Planet Gliese 667Cc Can Support Life, According to New Data

The European Southern Observatory has found a planet sitting right in the middle of the “Goldilocks zone.” Planet Gliese 667Cc isn’t too far away from its star, which would make it to cold for life, and it isn’t too close, which would make it to hot. Researchers have analyzed the new data and believe that the planet sits in the “habitable zone” and could support life.

Steven Vogt, an astronomer from the University of California, said:

“It’s the Holy Grail of exo-planet research to find a planet orbiting around a star at the right distance so it´s not too close where it would lose all its water and not too far where it would freeze… It’s right there in the habitable zone – there’s no question or discussion about it. It is not on the edge. It is right in there.”
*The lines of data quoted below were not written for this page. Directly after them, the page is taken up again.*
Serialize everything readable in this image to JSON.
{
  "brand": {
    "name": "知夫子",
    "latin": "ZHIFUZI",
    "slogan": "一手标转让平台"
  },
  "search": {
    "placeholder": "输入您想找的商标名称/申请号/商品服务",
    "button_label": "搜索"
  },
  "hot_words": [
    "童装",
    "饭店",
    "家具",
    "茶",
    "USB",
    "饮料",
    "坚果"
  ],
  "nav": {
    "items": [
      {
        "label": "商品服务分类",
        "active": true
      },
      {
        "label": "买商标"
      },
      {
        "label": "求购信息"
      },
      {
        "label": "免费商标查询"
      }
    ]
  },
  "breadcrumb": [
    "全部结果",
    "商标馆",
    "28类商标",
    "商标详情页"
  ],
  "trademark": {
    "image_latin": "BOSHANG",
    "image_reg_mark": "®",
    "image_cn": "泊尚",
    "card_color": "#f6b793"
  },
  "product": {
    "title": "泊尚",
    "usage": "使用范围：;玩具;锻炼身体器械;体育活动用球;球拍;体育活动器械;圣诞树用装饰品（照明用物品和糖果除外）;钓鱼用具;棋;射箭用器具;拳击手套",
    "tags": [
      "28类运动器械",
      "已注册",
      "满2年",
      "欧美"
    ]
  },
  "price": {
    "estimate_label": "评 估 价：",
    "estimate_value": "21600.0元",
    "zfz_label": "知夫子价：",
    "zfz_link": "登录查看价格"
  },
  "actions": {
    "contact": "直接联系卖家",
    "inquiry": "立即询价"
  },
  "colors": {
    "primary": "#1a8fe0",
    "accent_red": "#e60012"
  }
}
The Telegraph reports that Gliese 667Cc orbits a red dwarf star that is about 22 light years away from earth. Red dwarf stars are usually surrounded by planets called gas giants, but researchers say that Gliese 667Cc is a solid planet with more than four times the mass of Earth.
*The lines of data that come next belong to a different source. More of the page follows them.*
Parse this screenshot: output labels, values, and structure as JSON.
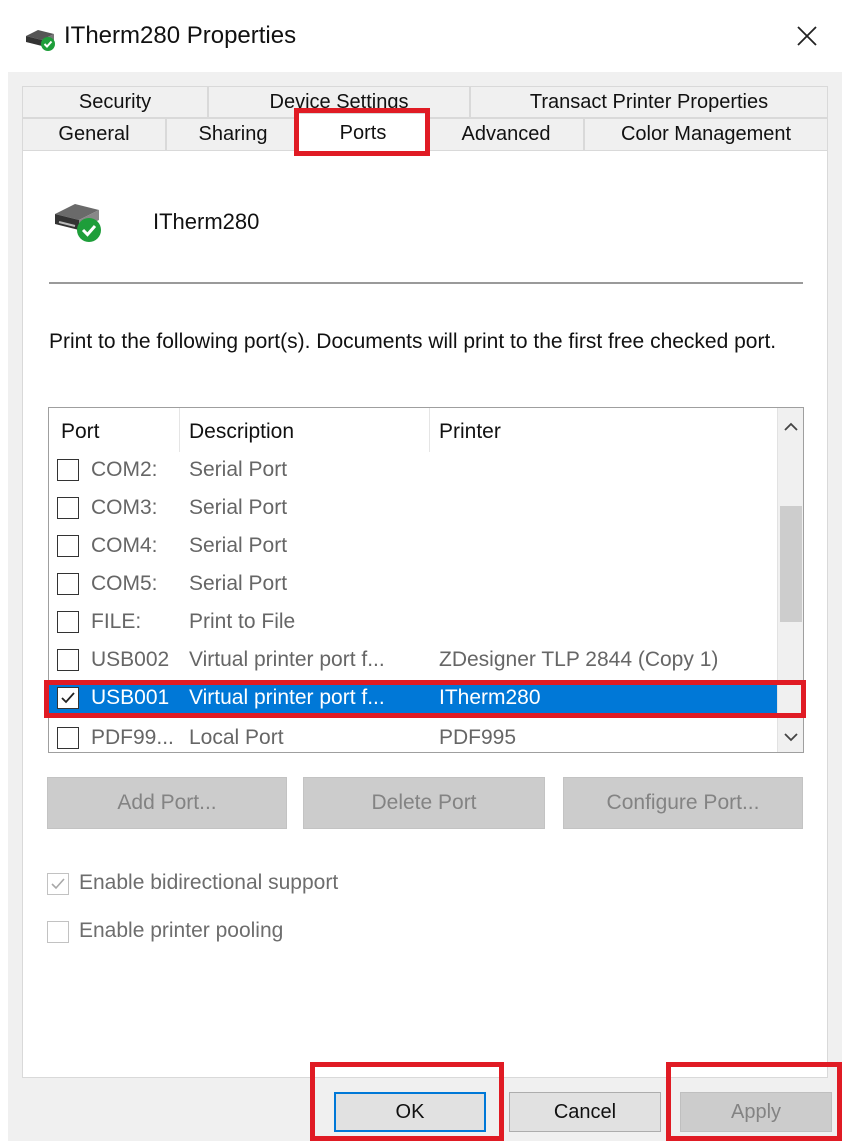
{
  "window": {
    "title": "ITherm280 Properties",
    "title_icon": "printer-icon",
    "close_icon": "close-icon"
  },
  "tabs": {
    "row1": [
      "Security",
      "Device Settings",
      "Transact Printer Properties"
    ],
    "row2": [
      "General",
      "Sharing",
      "Ports",
      "Advanced",
      "Color Management"
    ],
    "active": "Ports"
  },
  "printer": {
    "name": "ITherm280",
    "icon": "printer-ready-icon"
  },
  "description": "Print to the following port(s). Documents will print to the first free checked port.",
  "ports_table": {
    "columns": [
      "Port",
      "Description",
      "Printer"
    ],
    "rows": [
      {
        "port": "COM2:",
        "description": "Serial Port",
        "printer": "",
        "checked": false,
        "selected": false
      },
      {
        "port": "COM3:",
        "description": "Serial Port",
        "printer": "",
        "checked": false,
        "selected": false
      },
      {
        "port": "COM4:",
        "description": "Serial Port",
        "printer": "",
        "checked": false,
        "selected": false
      },
      {
        "port": "COM5:",
        "description": "Serial Port",
        "printer": "",
        "checked": false,
        "selected": false
      },
      {
        "port": "FILE:",
        "description": "Print to File",
        "printer": "",
        "checked": false,
        "selected": false
      },
      {
        "port": "USB002",
        "description": "Virtual printer port f...",
        "printer": "ZDesigner TLP 2844 (Copy 1)",
        "checked": false,
        "selected": false
      },
      {
        "port": "USB001",
        "description": "Virtual printer port f...",
        "printer": "ITherm280",
        "checked": true,
        "selected": true
      },
      {
        "port": "PDF99...",
        "description": "Local Port",
        "printer": "PDF995",
        "checked": false,
        "selected": false
      }
    ]
  },
  "port_buttons": {
    "add": "Add Port...",
    "delete": "Delete Port",
    "configure": "Configure Port..."
  },
  "options": {
    "bidirectional": {
      "label": "Enable bidirectional support",
      "checked": true,
      "enabled": false
    },
    "pooling": {
      "label": "Enable printer pooling",
      "checked": false,
      "enabled": true
    }
  },
  "footer": {
    "ok": "OK",
    "cancel": "Cancel",
    "apply": "Apply"
  },
  "colors": {
    "selection": "#0078d7",
    "highlight": "#e01b24",
    "dialog_bg": "#f0f0f0"
  }
}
Researchers at the University Göttingen and University of California believe that the “holy grail” of planets receives about the same amount of energy from its star than the earth gets from the sun. This means that the temperature on Gliese 667Cc could be similar to the temperature on earth.


Astronomers have found more than 760 exoplanets since 1995, but only four are believed to be in the habitable zone. Guillem Anglada-Escudé, of University Göttingen, Germany, said that astronomers are getting a better look at what’s beyond our solar system due to modern technology like the High Accuracy Radial Planetary Searcher (HARPS) telescope. Anglada-Escude said:

“With the advent of new generation of instruments, researchers will be able to survey many dwarf stars for similar planets and eventually look for spectroscopic signatures of life in one of these worlds.”